By JODI WILGOREN THE NEW YORK TIMES
ST. CLOUD, Minn. -- Not 20 minutes into a Texas Hold'em poker tournament at the Granite Bowl bar and grill here, state Sen. Mike McGinn pushed his entire pile of chips into the pot.
State Sen. Dave Kleis hardly hesitated before following suit, and state Rep. Tom Hackbarth, a Republican like the other two, quickly joined the "all in" chorus.
Actually, the eight lawmakers gathered around the green felt here Saturday afternoon were not playing for money at all, but for T-shirts proclaiming, "Poker is Not a Crime" -- and to make a point.
Betting with chips that had been seized last summer in a police raid on the Granite Bowl's free weekly poker tournaments, they came to support a bill sponsored by Kleis, who represents St. Cloud, that would explicitly legalize Texas Hold'em (but not other forms of poker) so long as prizes do not top $200.
A♠ televised tournaments make Hold'em ever more popular and mainstream, Minnesota is one of at least half a dozen states grappling with a new phenomenon: poker games with little more than bragging rights at stake.
Law-enforcement agencies and liquor commissions in states with lotteries, racetracks and even casinos have busted numerous bars in recent months for sponsoring such tournaments, threatening owners and players with fines or jail time under statutes that poker's proponents see as anachronistic.
On Wednesday, even as Kleis' bill adding Texas Hold'em to the state's list of legal card games is considered by a Senate committee in St. Paul, two bars in Louisiana face administrative hearings where they could lose their liquor licenses for betting that poker would bring them a full house.

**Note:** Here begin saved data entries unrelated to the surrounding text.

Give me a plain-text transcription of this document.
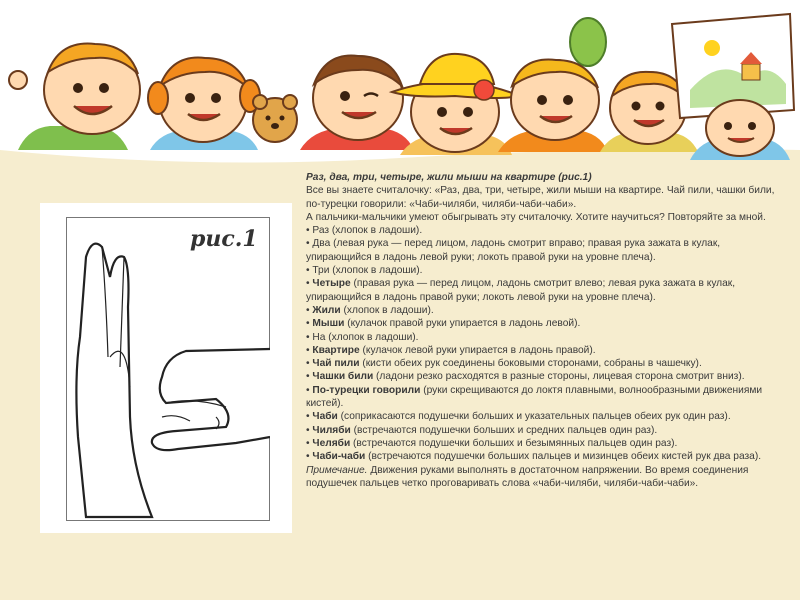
рис.1

Раз, два, три, четыре, жили мыши на квартире (рис.1)

Все вы знаете считалочку: «Раз, два, три, четыре, жили мыши на квартире. Чай пили, чашки били, по-турецки говорили: «Чаби-чиляби, чиляби-чаби-чаби».

А пальчики-мальчики умеют обыгрывать эту считалочку. Хотите научиться? Повторяйте за мной.

• Раз (хлопок в ладоши).

• Два (левая рука — перед лицом, ладонь смотрит вправо; правая рука зажата в кулак, упирающийся в ладонь левой руки; локоть правой руки на уровне плеча).

• Три (хлопок в ладоши).

• Четыре (правая рука — перед лицом, ладонь смотрит влево; левая рука зажата в кулак, упирающийся в ладонь правой руки; локоть левой руки на уровне плеча).

• Жили (хлопок в ладоши).

• Мыши (кулачок правой руки упирается в ладонь левой).

• На (хлопок в ладоши).

• Квартире (кулачок левой руки упирается в ладонь правой).

• Чай пили (кисти обеих рук соединены боковыми сторонами, собраны в чашечку).

• Чашки били (ладони резко расходятся в разные стороны, лицевая сторона смотрит вниз).

• По-турецки говорили (руки скрещиваются до локтя плавными, волнообразными движениями кистей).

• Чаби (соприкасаются подушечки больших и указательных пальцев обеих рук один раз).

• Чиляби (встречаются подушечки больших и средних пальцев один раз).

• Челяби (встречаются подушечки больших и безымянных пальцев один раз).

• Чаби-чаби (встречаются подушечки больших пальцев и мизинцев обеих кистей рук два раза).

Примечание. Движения руками выполнять в достаточном напряжении. Во время соединения подушечек пальцев четко проговаривать слова «чаби-чиляби, чиляби-чаби-чаби».
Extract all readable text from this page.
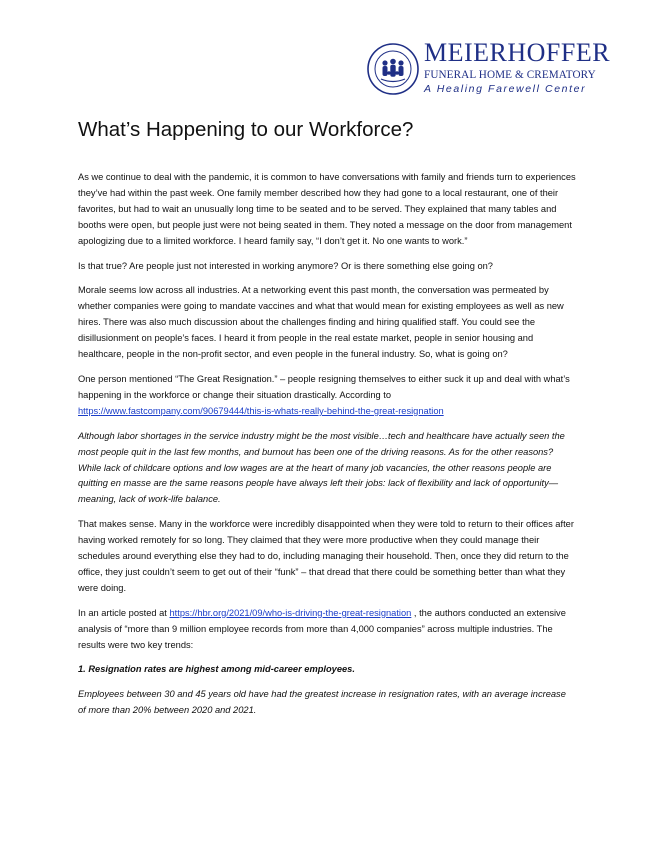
MEIERHOFFER
FUNERAL HOME & CREMATORY
A Healing Farewell Center
What’s Happening to our Workforce?

As we continue to deal with the pandemic, it is common to have conversations with family and friends turn to experiences they’ve had within the past week. One family member described how they had gone to a local restaurant, one of their favorites, but had to wait an unusually long time to be seated and to be served. They explained that many tables and booths were open, but people just were not being seated in them. They noted a message on the door from management apologizing due to a limited workforce. I heard family say, “I don’t get it. No one wants to work.”

Is that true? Are people just not interested in working anymore? Or is there something else going on?

Morale seems low across all industries. At a networking event this past month, the conversation was permeated by whether companies were going to mandate vaccines and what that would mean for existing employees as well as new hires. There was also much discussion about the challenges finding and hiring qualified staff. You could see the disillusionment on people’s faces. I heard it from people in the real estate market, people in senior housing and healthcare, people in the non-profit sector, and even people in the funeral industry. So, what is going on?

One person mentioned “The Great Resignation.” – people resigning themselves to either suck it up and deal with what’s happening in the workforce or change their situation drastically. According to https://www.fastcompany.com/90679444/this-is-whats-really-behind-the-great-resignation

Although labor shortages in the service industry might be the most visible…tech and healthcare have actually seen the most people quit in the last few months, and burnout has been one of the driving reasons. As for the other reasons? While lack of childcare options and low wages are at the heart of many job vacancies, the other reasons people are quitting en masse are the same reasons people have always left their jobs: lack of flexibility and lack of opportunity—meaning, lack of work-life balance.

That makes sense. Many in the workforce were incredibly disappointed when they were told to return to their offices after having worked remotely for so long. They claimed that they were more productive when they could manage their schedules around everything else they had to do, including managing their household. Then, once they did return to the office, they just couldn’t seem to get out of their “funk” – that dread that there could be something better than what they were doing.

In an article posted at https://hbr.org/2021/09/who-is-driving-the-great-resignation , the authors conducted an extensive analysis of “more than 9 million employee records from more than 4,000 companies” across multiple industries. The results were two key trends:

1. Resignation rates are highest among mid-career employees.

Employees between 30 and 45 years old have had the greatest increase in resignation rates, with an average increase of more than 20% between 2020 and 2021.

In Illinois, the liquor commission has issued $500 citations to at least four bars, two of which advertised tournaments but never held them. In California, the Department of Justice has declared that even tournaments with no ante require a gaming license -- and there is a moratorium on new licenses.
In Texas, a lawyer for the state prosecutors' association contends that playing for any prize -- even points to be redeemed for T-shirts or trips -- is illegal. The attorney general is expected to issue an opinion in May.
The overall question is what, exactly, constitutes gambling, and whether poker will remain ensconced in back rooms or become as ubiquitous as bingo.
"To gamble, you have to be risking something of value. If they outlaw this, they should be outlawing dominoes and Monopoly," said Shawn Riley, president of the Amateur Poker League, which runs 500 free tournaments a week across eight states.
But while Riley's organization bans entry fees or even drink minimums, and will prohibit prizes altogether if local officials object, its 44,000 members do amass points that lead them to regional and national tournaments where they can win a seat at the World Series of Poker, which otherwise costs $10,000 to enter.
That makes it illegal, said Brian DeJean, a lawyer for Louisiana's Office of Alcohol and Tobacco Control. He says any game operated as a business -- people being paid to deal, for example, or bars increasing revenue from players buying drinks -- is verboten.
Laws against poker date back at least 100 years, though most states currently allow it to be played for money in private homes, as long as games are not advertised and organizers do not take a cut of the pot.
Organizers of games at the center of the recent debate say their participants are playing for free. In Peoria, Ill., you can find a game any weeknight -- two on Wednesdays -- but expect to go home empty-handed.
"No buy-in, no prizes, no trip to Vegas, no trophies, no ranking systems, no free shirts, no hats, no pictures on the Internet -- not even a free beer!" the Peoria Poker League warns on its Web site, wary of the Illinois liquor commission's crackdown.
Dave Bischoff, owner of the Granite Bowl here in St. Cloud, a city of 60,000 people about 70 miles northwest of Minneapolis, started free games last January to increase business on slow Mondays. The 40 seats were filled within five minutes; 30 people were turned away. Bischoff quickly spent $1,000 on tables, cards and chips.
"You'd think these people are playing for a million dollars. They're playing for a T-shirt, but they all want to win," he said.
Bar owners benefit from a ringing register, and are often happy to pay dealers and tournament organizers with part of the profits.
But as quickly as the idea spread, so have efforts to shut it down. Part of the problem is that while Bischoff's tournaments are for bragging-rights only, bars like Shenanigans in Texas City, Texas, where 83 people were arrested on misdemeanors during a raid Dec. 5, charge $20 per player and pay winners with the proceeds.
"You want to play a game for fun? Perfectly legal," said Cliff Herberg, chief of white-collar crime at the Bexar County district attorney's office in San Antonio. "You want to start buying chips for $50 and you're playing for a trip to Las Vegas? That's gambling and it's illegal. People say, 'Well, we're doing it for charity.' Doesn't matter. You can't be a charitable drug dealer, and you can't be a charitable gambler."